Amy Disel Allman, director of advocacy for the Virginia Legal Aid Society in Suffolk, welcomed the news.
“The extension of the moratorium will help delay the flood of evictions and give landlords and tenants a chance to work together to get the Rent Relief Program (money) that is intended for them,” Allman said in an email. “It’s ready and waiting and we need to use it. Hopefully, this extension will encourage more landlords and tenants to do it.”
Rep. Bobby Scott (D-Newport News), who represents all of Franklin and parts of Suffolk, said the votes were not there for congressional action on extending the previous moratorium.
“The legislative branch could have done it,” Scott said at a Suffolk National Night Out event Aug. 3 at King’s Fork High School. “But I think they counted the votes, and a lot of special interests were against it. I wasn’t counting the votes, but I don’t think we had the votes.”
Allman said landlords and tenants alike have largely been unaware of the program, but Scott countered the notion that landlords didn’t know about it.

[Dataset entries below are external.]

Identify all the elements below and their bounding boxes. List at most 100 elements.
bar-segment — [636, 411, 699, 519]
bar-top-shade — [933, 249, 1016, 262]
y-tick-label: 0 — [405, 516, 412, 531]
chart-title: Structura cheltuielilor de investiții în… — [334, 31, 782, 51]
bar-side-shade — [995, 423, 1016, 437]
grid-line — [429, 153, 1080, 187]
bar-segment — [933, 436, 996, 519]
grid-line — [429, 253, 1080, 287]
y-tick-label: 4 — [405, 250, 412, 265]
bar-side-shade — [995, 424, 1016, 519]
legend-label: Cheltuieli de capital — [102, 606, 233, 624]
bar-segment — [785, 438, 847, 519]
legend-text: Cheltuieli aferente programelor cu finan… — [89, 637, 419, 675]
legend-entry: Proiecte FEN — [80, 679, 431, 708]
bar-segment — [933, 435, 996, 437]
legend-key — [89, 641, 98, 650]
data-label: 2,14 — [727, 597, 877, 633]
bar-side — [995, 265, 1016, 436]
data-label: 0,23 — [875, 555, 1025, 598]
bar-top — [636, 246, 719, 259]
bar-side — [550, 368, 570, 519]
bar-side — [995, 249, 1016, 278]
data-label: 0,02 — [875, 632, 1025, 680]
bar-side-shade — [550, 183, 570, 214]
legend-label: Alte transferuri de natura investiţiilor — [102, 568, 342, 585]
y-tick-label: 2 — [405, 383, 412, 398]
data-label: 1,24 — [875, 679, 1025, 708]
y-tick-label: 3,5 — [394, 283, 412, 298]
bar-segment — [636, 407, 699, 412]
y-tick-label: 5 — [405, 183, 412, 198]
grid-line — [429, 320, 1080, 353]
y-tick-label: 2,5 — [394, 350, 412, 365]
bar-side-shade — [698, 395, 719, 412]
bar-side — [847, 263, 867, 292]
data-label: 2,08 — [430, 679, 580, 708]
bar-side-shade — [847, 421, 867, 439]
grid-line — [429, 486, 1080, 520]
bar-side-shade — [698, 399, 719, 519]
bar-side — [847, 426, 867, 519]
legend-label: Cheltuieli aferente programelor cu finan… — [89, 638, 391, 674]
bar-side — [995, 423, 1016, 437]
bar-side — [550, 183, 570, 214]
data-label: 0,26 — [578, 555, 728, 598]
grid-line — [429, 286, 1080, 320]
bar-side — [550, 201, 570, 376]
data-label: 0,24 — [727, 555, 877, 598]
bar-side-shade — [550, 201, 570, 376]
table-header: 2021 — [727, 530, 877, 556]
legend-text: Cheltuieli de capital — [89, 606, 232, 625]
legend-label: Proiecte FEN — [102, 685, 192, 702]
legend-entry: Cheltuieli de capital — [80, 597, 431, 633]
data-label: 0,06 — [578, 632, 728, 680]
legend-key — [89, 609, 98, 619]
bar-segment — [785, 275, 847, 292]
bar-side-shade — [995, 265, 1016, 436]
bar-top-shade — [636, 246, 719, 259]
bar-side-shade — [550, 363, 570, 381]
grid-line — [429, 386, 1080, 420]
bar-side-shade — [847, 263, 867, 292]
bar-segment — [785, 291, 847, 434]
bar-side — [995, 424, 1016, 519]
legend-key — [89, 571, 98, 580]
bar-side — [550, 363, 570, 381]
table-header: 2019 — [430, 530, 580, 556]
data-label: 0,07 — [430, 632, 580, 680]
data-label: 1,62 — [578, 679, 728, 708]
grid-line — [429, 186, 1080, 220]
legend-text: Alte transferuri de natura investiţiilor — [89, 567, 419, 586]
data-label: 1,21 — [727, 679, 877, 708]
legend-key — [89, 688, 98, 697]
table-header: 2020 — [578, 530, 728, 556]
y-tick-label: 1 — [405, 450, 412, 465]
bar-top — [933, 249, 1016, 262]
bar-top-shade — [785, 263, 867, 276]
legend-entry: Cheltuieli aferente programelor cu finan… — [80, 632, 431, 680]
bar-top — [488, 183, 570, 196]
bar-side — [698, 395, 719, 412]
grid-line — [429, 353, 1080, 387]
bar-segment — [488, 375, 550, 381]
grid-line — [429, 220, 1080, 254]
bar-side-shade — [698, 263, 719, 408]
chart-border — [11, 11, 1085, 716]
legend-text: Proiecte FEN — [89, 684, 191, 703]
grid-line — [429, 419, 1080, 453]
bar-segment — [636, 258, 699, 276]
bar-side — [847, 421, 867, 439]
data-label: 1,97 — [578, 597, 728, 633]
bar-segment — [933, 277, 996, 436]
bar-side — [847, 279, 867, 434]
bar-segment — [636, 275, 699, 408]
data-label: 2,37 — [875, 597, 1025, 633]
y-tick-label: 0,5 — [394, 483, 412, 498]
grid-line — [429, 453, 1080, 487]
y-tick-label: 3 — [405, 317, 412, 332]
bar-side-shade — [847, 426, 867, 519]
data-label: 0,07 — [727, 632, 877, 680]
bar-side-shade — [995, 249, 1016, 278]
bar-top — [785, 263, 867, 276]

“How’s a landlord not going to know? You’re running a business,” Scott said, “and it’s about to go broke, and doesn’t know the money’s sitting there waiting for his application? Now does he belong to the realtor’s association? If you’re in business, you belong to these organizations. … And so the landlords should know if they’re involved at all. The tenants, from what I understand, have been a little bit slow, and the paperwork, there’s too much red tape.”
Scott said the eviction crisis predates the pandemic, noting a study from Princeton University in 2016 that ranked five Virginia cities among the top 10 in eviction rates, including Chesapeake, Norfolk, Hampton and Newport News.